Was kann bei Burn-out getan werden?
Es war ihr Körper, der ihr das erste Warnsignal gab. Ein Magengeschwür wurde entdeckt, verursacht durch den ständigen Stress, dem die gebürtige Französin täglich ausgesetzt war. Sie bat den Arzt, sie für eine Weile krank zu schreiben. Aus einer Weile wurden knapp zwei Jahre und auch heute arbeitet Christine S. nur sechs, statt üblich acht Stunden täglich. Sie denkt viel nach: über sich, über das Leben, über das Burn-out. Sie überlegt nun, eine Psychotherapie zu beginnen. „Durch bin ich wohl noch nicht“, sagt sie leise. Die Falten zwischen ihren Brauen verstärken sich.

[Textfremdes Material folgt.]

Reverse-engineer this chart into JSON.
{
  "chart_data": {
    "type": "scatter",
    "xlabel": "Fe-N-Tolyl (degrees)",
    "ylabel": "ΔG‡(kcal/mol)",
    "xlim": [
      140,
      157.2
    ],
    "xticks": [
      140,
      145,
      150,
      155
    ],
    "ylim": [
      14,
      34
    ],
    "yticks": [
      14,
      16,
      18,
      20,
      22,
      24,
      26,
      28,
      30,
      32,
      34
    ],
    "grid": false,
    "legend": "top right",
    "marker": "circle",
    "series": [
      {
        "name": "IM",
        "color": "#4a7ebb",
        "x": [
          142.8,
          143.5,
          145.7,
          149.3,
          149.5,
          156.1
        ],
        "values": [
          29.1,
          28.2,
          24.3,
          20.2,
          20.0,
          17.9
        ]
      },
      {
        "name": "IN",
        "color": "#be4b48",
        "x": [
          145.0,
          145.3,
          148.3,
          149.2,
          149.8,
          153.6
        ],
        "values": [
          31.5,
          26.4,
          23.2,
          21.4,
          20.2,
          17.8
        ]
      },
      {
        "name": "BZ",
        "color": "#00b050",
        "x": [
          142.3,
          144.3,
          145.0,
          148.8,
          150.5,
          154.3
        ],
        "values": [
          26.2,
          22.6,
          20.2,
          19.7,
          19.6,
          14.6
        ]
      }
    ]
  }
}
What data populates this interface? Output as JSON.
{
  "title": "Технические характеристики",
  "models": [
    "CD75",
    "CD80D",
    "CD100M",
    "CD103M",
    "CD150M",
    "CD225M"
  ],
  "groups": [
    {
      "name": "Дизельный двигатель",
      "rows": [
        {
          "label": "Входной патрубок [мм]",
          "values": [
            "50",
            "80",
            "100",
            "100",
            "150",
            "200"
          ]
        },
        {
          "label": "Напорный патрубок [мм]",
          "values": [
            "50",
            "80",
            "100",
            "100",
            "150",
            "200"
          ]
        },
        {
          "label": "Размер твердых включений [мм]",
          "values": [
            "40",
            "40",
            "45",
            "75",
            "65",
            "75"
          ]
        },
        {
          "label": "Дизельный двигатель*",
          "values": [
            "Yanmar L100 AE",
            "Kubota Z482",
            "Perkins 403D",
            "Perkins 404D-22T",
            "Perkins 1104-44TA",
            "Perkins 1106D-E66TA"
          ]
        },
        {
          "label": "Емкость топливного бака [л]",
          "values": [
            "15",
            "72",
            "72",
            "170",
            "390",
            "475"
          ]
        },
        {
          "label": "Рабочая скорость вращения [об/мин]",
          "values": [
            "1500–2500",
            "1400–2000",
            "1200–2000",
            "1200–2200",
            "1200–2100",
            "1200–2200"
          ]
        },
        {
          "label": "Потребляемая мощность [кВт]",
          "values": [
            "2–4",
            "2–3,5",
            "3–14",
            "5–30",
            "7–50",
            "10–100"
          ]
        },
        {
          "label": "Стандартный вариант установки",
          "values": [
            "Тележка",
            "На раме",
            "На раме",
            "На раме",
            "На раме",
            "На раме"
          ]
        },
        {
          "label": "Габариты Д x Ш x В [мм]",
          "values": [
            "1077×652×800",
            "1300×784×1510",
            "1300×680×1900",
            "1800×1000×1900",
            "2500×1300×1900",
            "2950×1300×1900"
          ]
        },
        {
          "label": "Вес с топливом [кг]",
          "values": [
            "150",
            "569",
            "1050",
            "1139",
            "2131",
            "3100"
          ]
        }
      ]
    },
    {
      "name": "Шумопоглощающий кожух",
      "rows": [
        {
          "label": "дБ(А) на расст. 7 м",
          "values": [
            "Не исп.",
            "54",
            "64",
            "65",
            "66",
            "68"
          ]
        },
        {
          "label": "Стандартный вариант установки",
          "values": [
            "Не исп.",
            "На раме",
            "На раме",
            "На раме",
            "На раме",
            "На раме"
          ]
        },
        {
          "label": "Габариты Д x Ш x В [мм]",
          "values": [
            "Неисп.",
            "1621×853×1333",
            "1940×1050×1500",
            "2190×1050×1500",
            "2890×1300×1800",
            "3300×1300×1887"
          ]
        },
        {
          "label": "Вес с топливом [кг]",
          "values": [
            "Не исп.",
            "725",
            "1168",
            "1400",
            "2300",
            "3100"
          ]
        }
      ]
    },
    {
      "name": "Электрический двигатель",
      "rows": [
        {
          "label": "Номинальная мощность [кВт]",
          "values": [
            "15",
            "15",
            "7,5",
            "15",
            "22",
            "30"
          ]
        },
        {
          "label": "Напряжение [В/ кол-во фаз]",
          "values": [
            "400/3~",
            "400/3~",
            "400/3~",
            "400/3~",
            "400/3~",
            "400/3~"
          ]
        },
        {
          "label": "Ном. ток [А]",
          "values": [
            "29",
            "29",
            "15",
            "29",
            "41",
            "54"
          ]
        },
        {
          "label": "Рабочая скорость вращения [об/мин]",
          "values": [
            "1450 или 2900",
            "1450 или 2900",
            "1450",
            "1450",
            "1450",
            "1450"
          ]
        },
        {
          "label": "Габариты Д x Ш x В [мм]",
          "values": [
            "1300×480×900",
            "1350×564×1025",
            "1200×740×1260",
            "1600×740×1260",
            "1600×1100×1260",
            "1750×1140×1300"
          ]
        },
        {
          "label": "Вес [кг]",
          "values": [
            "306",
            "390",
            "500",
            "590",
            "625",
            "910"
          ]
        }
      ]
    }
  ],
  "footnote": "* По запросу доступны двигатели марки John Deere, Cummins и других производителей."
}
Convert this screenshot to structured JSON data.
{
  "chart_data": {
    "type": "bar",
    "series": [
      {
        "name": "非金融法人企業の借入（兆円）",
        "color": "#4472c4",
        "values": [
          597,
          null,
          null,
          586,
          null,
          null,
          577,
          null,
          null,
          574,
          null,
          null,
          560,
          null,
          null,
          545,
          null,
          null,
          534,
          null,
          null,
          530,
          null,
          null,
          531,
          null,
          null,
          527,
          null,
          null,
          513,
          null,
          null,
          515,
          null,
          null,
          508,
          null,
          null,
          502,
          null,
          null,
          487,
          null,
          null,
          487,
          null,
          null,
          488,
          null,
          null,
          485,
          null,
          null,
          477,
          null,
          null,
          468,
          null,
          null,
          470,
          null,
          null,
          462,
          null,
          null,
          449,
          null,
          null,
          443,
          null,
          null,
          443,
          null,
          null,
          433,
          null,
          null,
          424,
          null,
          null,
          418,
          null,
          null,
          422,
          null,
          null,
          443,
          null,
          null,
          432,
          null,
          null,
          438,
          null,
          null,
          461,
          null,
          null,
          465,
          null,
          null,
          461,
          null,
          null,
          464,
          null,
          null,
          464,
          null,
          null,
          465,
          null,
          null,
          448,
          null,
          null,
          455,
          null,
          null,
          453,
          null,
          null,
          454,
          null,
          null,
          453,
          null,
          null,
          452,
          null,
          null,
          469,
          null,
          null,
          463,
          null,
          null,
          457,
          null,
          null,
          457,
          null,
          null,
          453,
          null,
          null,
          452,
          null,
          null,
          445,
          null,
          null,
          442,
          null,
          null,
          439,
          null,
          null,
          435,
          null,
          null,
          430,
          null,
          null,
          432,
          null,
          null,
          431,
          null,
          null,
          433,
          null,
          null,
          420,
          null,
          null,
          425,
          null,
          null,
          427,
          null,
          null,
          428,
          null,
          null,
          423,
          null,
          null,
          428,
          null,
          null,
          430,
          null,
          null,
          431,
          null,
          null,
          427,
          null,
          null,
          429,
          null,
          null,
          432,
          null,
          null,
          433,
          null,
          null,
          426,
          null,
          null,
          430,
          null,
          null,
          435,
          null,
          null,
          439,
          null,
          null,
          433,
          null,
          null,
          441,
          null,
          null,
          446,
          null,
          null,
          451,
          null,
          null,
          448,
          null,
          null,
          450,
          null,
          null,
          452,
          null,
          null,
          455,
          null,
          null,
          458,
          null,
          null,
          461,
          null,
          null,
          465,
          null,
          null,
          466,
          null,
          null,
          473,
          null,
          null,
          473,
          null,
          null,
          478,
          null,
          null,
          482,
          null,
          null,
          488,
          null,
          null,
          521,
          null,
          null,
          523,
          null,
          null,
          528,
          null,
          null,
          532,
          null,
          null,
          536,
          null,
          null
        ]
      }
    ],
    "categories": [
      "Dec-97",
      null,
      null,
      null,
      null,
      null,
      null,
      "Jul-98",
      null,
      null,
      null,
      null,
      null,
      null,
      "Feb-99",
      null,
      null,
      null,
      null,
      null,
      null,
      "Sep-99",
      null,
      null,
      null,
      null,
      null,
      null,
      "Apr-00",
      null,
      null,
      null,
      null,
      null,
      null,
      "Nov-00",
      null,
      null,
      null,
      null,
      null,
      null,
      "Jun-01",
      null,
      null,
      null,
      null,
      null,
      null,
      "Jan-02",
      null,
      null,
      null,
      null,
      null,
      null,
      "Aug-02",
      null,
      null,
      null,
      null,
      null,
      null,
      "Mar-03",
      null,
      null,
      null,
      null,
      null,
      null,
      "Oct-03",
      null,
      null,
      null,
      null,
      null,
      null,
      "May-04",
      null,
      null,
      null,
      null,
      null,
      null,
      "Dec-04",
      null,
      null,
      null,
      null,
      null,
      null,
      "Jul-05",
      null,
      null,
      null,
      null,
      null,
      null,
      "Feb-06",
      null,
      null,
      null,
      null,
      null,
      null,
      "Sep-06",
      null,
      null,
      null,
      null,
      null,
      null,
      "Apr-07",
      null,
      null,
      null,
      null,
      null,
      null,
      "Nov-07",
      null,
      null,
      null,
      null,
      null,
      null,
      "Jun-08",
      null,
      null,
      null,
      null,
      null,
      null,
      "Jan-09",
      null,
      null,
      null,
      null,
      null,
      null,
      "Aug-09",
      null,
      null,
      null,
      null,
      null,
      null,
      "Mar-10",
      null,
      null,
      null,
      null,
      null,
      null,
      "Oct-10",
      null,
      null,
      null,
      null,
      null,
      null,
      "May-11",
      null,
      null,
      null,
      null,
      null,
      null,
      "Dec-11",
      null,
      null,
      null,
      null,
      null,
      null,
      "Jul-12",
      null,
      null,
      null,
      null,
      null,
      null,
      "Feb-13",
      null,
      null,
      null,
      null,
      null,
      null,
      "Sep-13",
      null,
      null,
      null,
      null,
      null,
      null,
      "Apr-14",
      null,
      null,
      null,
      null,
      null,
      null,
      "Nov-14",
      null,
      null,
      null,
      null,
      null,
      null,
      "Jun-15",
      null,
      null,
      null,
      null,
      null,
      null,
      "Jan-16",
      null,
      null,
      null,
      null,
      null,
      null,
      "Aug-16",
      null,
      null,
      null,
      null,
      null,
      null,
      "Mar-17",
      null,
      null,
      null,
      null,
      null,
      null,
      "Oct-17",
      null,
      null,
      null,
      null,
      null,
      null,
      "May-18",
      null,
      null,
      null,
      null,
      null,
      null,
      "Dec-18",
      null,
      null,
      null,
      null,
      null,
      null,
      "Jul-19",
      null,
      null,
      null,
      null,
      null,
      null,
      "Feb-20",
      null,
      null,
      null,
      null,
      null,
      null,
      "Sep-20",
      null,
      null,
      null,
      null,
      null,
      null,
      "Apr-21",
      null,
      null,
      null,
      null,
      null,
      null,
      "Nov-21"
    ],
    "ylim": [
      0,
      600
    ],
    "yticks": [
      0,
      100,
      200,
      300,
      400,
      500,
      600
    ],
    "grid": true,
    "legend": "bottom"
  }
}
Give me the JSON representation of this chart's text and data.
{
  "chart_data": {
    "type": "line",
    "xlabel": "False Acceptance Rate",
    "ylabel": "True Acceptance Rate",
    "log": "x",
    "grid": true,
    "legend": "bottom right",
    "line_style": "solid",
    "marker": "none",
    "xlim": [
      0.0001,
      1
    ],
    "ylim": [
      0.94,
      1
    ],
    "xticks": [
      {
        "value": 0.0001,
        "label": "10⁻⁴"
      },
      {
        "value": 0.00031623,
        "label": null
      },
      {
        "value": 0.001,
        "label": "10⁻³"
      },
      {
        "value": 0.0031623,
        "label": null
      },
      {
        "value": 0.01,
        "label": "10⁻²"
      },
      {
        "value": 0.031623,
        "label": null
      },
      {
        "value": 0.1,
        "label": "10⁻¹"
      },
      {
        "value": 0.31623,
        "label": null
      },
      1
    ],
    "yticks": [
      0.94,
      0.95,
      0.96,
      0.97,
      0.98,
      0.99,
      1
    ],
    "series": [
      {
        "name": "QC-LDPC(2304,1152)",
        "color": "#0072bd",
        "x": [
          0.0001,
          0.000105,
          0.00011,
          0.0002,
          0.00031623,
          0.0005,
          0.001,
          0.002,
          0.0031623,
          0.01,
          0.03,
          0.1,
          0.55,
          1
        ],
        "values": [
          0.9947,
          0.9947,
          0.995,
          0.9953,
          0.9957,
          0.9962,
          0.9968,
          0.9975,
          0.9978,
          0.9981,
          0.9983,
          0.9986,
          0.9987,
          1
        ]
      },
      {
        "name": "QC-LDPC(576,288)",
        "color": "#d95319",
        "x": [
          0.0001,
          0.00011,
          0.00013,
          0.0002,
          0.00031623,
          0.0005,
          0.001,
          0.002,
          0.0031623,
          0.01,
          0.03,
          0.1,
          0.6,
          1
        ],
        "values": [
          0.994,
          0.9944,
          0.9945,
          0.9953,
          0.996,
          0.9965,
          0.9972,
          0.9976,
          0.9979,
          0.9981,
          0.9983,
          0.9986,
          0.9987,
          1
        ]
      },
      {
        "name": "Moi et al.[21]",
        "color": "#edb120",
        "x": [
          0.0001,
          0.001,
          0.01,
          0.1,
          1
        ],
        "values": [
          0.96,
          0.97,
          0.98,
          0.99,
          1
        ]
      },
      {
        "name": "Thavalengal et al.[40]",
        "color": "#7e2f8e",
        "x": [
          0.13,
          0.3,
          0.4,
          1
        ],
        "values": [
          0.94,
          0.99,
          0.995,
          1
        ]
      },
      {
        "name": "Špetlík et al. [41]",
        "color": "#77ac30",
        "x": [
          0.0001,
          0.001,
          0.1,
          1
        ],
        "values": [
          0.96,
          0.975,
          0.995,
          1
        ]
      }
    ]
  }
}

Lange hat sie gezögert, und als sie schließlich den Mut aufbringen konnte, einen Termin bei einem Psychotherapeuten zu machen, fiel sie aus allen Wolken: bis zu drei Monate Wartezeit musste sie in Kauf nehmen. Damals war sie nicht bereit, so lange zu warten, sie entschied sich gegen die Therapie. „Ich dachte, ich finde ganz allein in die Normalität zurück. Damit lag ich wohl falsch.“ In letzter Zeit erlitt sie mehrere Rückschläge. „Es ist ein Gefühl, als hätte man eine Glocke über dem Kopf, man nimmt alles nur mit einer gewissen Apathie war. Trotz der Antidepressiva erlebe ich noch immer Tage, an denen ich einfach nicht aus dem Bett aufstehen kann“, beschreibt sie die Situation.
Ein Wundermittel gegen das „Burn-out-Syndrom“ gibt es nicht. Antidepressiva werden am häufigsten verordnet, da sie antriebssteigernd und stimmungsaufhellend wirken. Experten erachten aber eine kognitive Verhaltenstherapie als effektiver. Für Burn-out-Betroffene ist es außerdem wichtig zu erkennen, wo ihre Belastungsgrenzen liegen. „Ich glaube, mein größtes Problem ist es, nicht `nein´ sagen zu können, wenn man mich um etwas bittet. Daran sollte ich wirklich etwas ändern.“ Sie blickt auf ihr gut gefülltes Bücherregal und spielt mit der knallgelben Kette, die sie trägt. Ihr Blick wandert über die Buchrücken, auf denen die Titel etlicher Romane und Biografien zu erkennen sind. Das Vibrieren ihres Handys reißt sie aus den Gedanken. Eine SMS von ihrem Mann, der wissen will, ob alles okay ist. Sie lächelt: „Jeder macht sich direkt Sorgen, wenn ich alleine bin. Dabei bin ich am glücklichsten, wenn ich Zeit für mich habe und lesen kann. Lesen geht immer, es beruhigt mich und lässt mich das vergessen, über was ich mir sonst den Kopf zerbreche.“ Sie schüttet sich Tee nach, streicht sich eine rote Locke aus der Stirn und greift lächelnd zu dem Buch, was auf ihrem Nachttisch liegt. Es ist „Brief an mein Leben“ von Miriam Meckel.